…CONTINUACIÓN…
Había oído contar que llegó al pueblo de la mano de un hombre grande y apuesto, con dinero de sobra, que se hizo con media parte de él, y que allí la dejo a ella «malimpiada», pues era chocha pa trabarse, tras levantarle la casa. Nunca entré, pero los que habían llegado a conseguirlo decían que era muy grande, fría y vacía. A mi me gustaban los dos patios que daban «pa’la» calle. Uno estaba en la parte de atrás, junto a un huerto repleto de un montón de manjares que no me eran conocidos y por los cuales perdía la vista, y en más de una ocasión, se me fueron las manos. El otro se encontraba delante de la vieja casona. Estaba cubierto de un enrejado apañado con unos tablones desconchados y vergas a modo de cubierta, por donde trepada el parral en su época de floración con maltrechas enredaderas que hacían las veces de techumbre y todo atestado de bonitas plantas en latas rumbrientas por el tiempo, que alegraban la vista. De una higuera que era la encargada de dar sombra a un desvencijado banco de madera donde sentarnos al fresco y de un bernegal cubierto de culantrillo que nos refrescaba el gaznate con su agua bien fresquita. Debía haber sido una señora casa pero el tiempo al igual que con «Tata Minga», se había encargado de ellas. Ambas estaban necesitadas de apaños y compañía. Así que hasta allí nos acercábamos, peleándonos por un sitio donde sentarnos mientras otras llenaban las lecheras con agua fresca del bernegal y esperábamos la llegada del resto.

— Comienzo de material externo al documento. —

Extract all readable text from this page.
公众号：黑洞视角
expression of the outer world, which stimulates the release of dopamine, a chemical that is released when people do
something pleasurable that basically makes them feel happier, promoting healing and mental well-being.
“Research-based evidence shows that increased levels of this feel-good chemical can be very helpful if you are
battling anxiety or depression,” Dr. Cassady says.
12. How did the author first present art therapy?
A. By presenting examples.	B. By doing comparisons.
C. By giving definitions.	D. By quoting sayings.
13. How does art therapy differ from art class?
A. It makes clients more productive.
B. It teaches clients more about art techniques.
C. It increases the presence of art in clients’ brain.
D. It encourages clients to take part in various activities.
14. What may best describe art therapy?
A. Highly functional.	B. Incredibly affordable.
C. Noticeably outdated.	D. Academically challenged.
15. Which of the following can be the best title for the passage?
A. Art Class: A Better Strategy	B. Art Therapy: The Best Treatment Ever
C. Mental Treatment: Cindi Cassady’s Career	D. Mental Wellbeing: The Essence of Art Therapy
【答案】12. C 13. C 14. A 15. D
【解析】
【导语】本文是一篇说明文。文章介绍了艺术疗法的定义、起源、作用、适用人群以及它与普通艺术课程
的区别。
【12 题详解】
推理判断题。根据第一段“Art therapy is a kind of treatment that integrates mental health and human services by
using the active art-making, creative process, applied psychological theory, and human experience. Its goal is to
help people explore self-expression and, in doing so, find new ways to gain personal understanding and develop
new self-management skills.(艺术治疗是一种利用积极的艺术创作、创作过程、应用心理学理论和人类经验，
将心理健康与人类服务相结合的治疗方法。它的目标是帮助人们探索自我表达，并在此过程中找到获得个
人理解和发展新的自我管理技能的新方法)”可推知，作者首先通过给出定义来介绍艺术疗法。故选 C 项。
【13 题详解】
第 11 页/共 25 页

Todas debían estar listas y esperando la señal de Cha Maríaquien presto su voz para indicar el comienzo de la jornada y en fila de una con ella al frente partió la jarca de mujeres por la angosta vereda con paso firme y rápido. No habrian paradas. Era la mayor del grupo. Por tanto, la que debía «timoniar». La voz en gobierno para dirigir aquel tropel de mujeres con sus hijos. Chiquillería importante ya que más de una no tenía con quien dejar al cuidado y era de obligado cumplimiento cargar con la criatura, en más de una ocasión, en volandas a pesar de quejas y desasosiegos.

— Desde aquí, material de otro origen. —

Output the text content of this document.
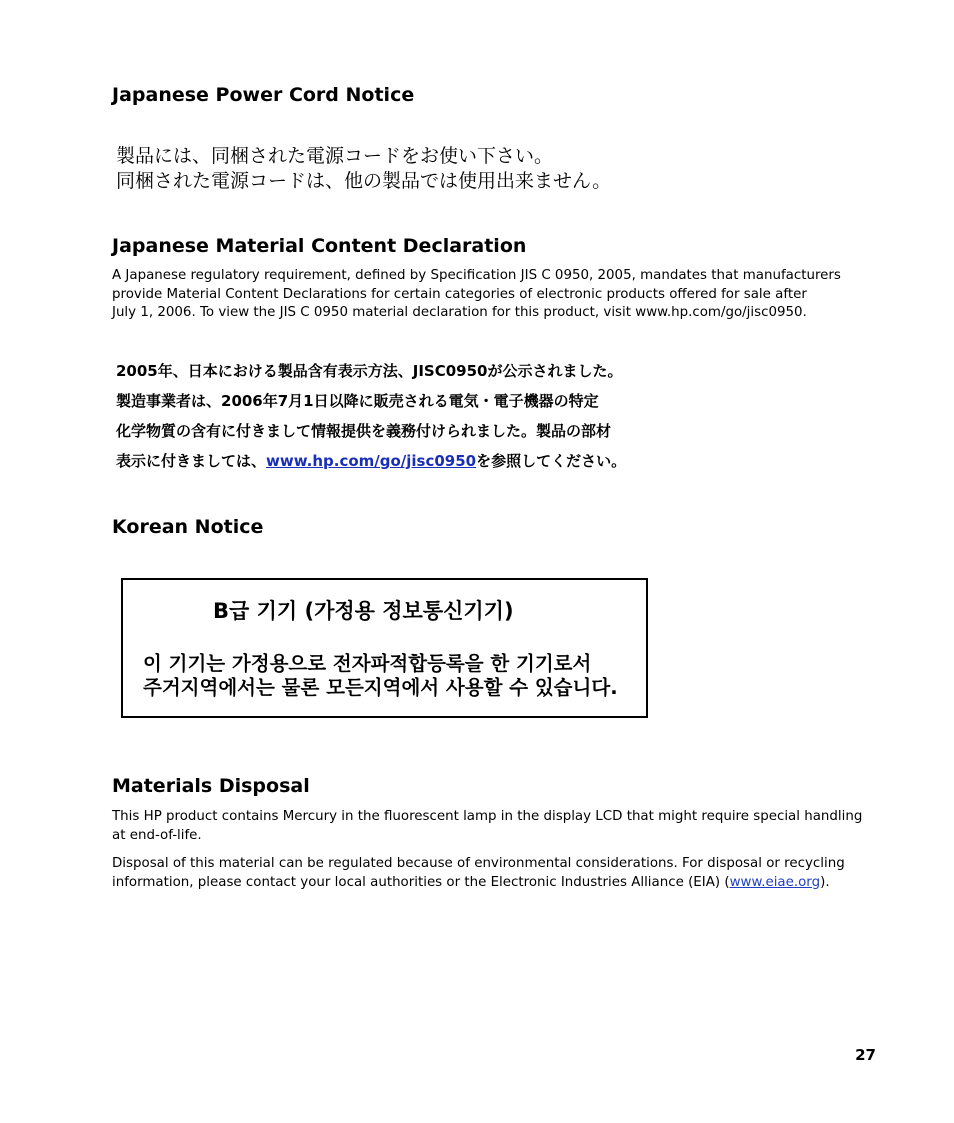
Japanese Power Cord Notice
製品には、同梱された電源コードをお使い下さい。
同梱された電源コードは、他の製品では使用出来ません。
Japanese Material Content Declaration

A Japanese regulatory requirement, defined by Specification JIS C 0950, 2005, mandates that manufacturers
provide Material Content Declarations for certain categories of electronic products offered for sale after
July 1, 2006. To view the JIS C 0950 material declaration for this product, visit www.hp.com/go/jisc0950.

2005年、日本における製品含有表示方法、JISC0950が公示されました。
製造事業者は、2006年7月1日以降に販売される電気・電子機器の特定
化学物質の含有に付きまして情報提供を義務付けられました。製品の部材
表示に付きましては、www.hp.com/go/jisc0950を参照してください。
Korean Notice
B급 기기 (가정용 정보통신기기)
이 기기는 가정용으로 전자파적합등록을 한 기기로서
주거지역에서는 물론 모든지역에서 사용할 수 있습니다.
Materials Disposal

This HP product contains Mercury in the fluorescent lamp in the display LCD that might require special handling
at end-of-life.

Disposal of this material can be regulated because of environmental considerations. For disposal or recycling
information, please contact your local authorities or the Electronic Industries Alliance (EIA) (www.eiae.org).

27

Una vez alcanzado el lugar apropiado y con las condiciones adecuadas al fin perseguido, pues no se trataba de cualquier rincón del barranco ya que todos no eran idóneos: ¡debía cumplir unos requisitos! Estar en una zona apartada de miradas de medianeros que acudían a labrar las pocas tierras del hacendado de turno que estaban preparadas «pa» tal fin; eran mujeres decentes y no se debía mostrar las vergüenzas ya que se solía aprovechar la ocasión «pa» lavar también las ropas que se llevara puesta, más darse un buen baño desde los pies hasta la cabeza. Que fuese zona tranquila pa las correrías de los chiquillos y que tuviera una orilla de sombra donde descansar llegado el momento, y otra de sol, donde cupieran todas las mujeres y por supuesto, con su inestimable piedra donde frotar. Remanso de agua con la profundidad adecuada para el enjuage de las prendas y que soportara nuestras continuas zambullidas, y de cauce con agua suficiente para el lavado y una «tajea» cerca por si agua «pa»beber o cocinar faltase. Pero eso bien lo conocía Cha María, ya que eran años pasando esa información de generación en generación. Sólo una vez alcanzado ese sitio, se paraba la comitiva.

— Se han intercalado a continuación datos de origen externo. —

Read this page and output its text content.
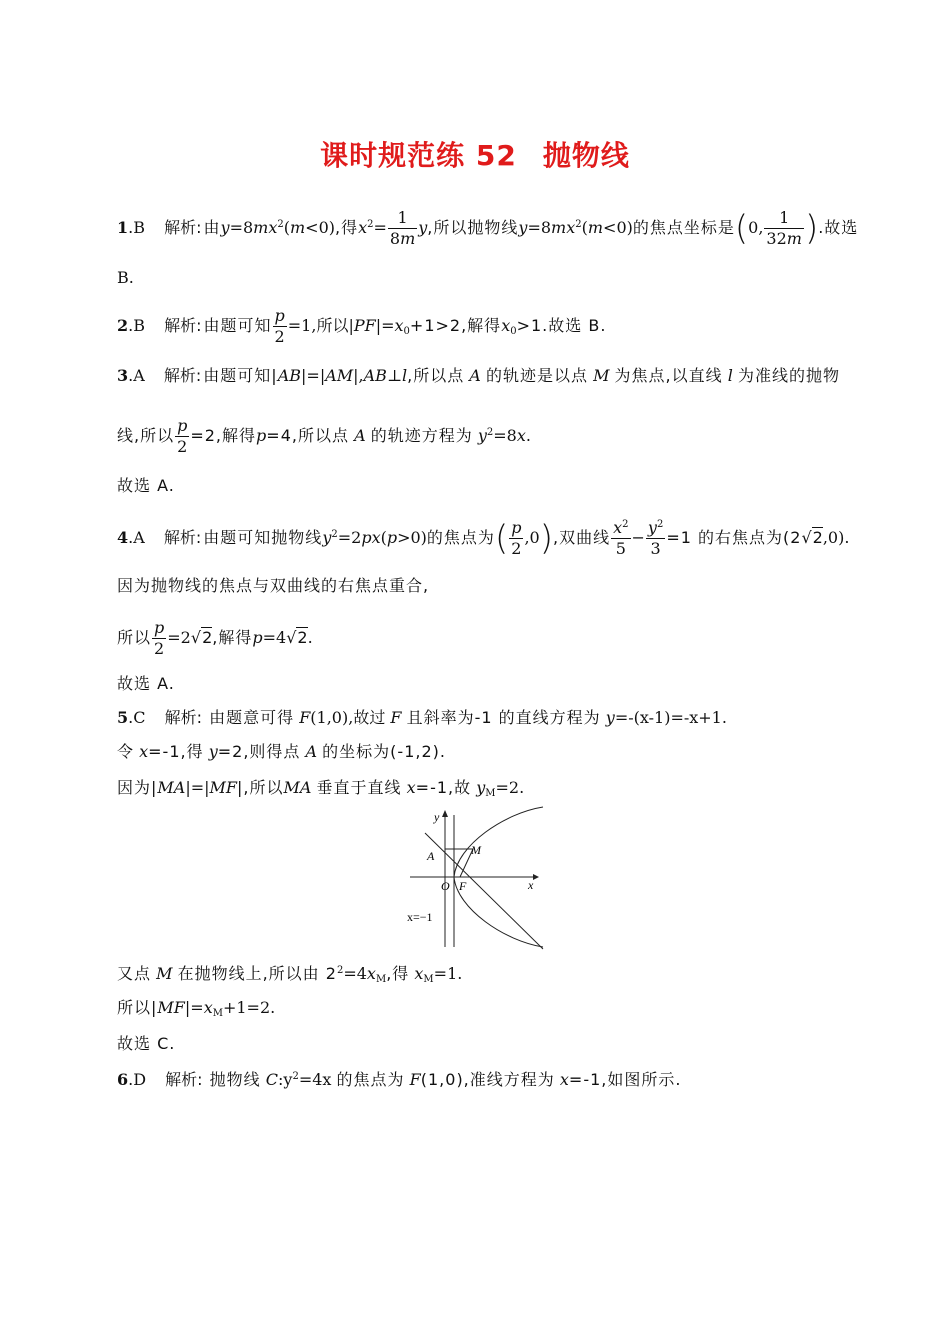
课时规范练 52 抛物线
1.B 解析: 由$y=8mx^2(m<0)$,得$x^2= \frac{1}{8m} y$,所以抛物线$y=8mx^2(m<0)$的焦点坐标是(0, $\frac{1}{32m}$ ).故选
B.
2.B 解析: 由题可知 $\frac{p}{2} =1$,所以$|PF|=x_0+1>2$,解得$x_0>1$.故选 B.
3.A 解析: 由题可知|AB|=|AM|,AB⊥l,所以点 A 的轨迹是以点 M 为焦点,以直线 l 为准线的抛物
线,所以 $\frac{p}{2} =2$,解得p=4,所以点 A 的轨迹方程为 $y^2=8x$.
故选 A.
4.A 解析: 由题可知抛物线$y^2=2px(p>0)$的焦点为( $\frac{p}{2} ,0$),双曲线 $\frac{x^2}{5} - \frac{y^2}{3} =1$ 的右焦点为(2√2,0).
因为抛物线的焦点与双曲线的右焦点重合,
所以 $\frac{p}{2} =2√2$,解得p=4√2.
故选 A.
5.C 解析: 由题意可得 F(1,0),故过 F 且斜率为-1 的直线方程为 y=-(x-1)=-x+1.
令 x=-1,得 y=2,则得点 A 的坐标为(-1,2).
因为|MA|=|MF|,所以MA 垂直于直线 x=-1,故 $y_M=2$.
y
x
O F
A	M
x=−1
又点 M 在抛物线上,所以由 $2^2=4x_M$,得 $x_M=1$.
所以$|MF|=x_M+1=2$.
故选 C.
6.D 解析: 抛物线 $C:y^2=4x$ 的焦点为 F(1,0),准线方程为 x=-1,如图所示.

Después de casi dos horas haciendo el mismo cansado recorrido, de cruzar y rodear, de subir y bajar, hasta llegar a ese lugar «en las quintas timbambas», por fin estábamos allí; el sitio donde se nos acostumbraba a ir desde pequeña a lavar con nuestras madres y éstas a su vez, lo hicieron con las suyas.
Cha María era la única con menos carga a sus espaldas pero llevaba la más importante, la de la continuidad. La enseñanza impuesta para que no se perdiera en el olvido la tradición de su madre a todas las siguientes mujeres que entre bromas y risas, llevaban a cabo aquel quehacer doméstico tan alejadas de sus casas, acudiendo al mismo recodo del barranco que año tras año, las veía envejecer. Ah…, también era la encargada de llevar algo muy pero que muy importante para todas nosotras: el condumio.
Ese lugar era conocido con el nombre de «las cañas » por hallarse cerca un impresionante cañero que era el paraíso de juegos por ser un magnífico escondite de críos y no tan críos, ya que servía para otro tipo de juegos.»Pa enamorados «. Más de una buena moza fue allí sorprendida cuando yendo a por prenda, salió prendada.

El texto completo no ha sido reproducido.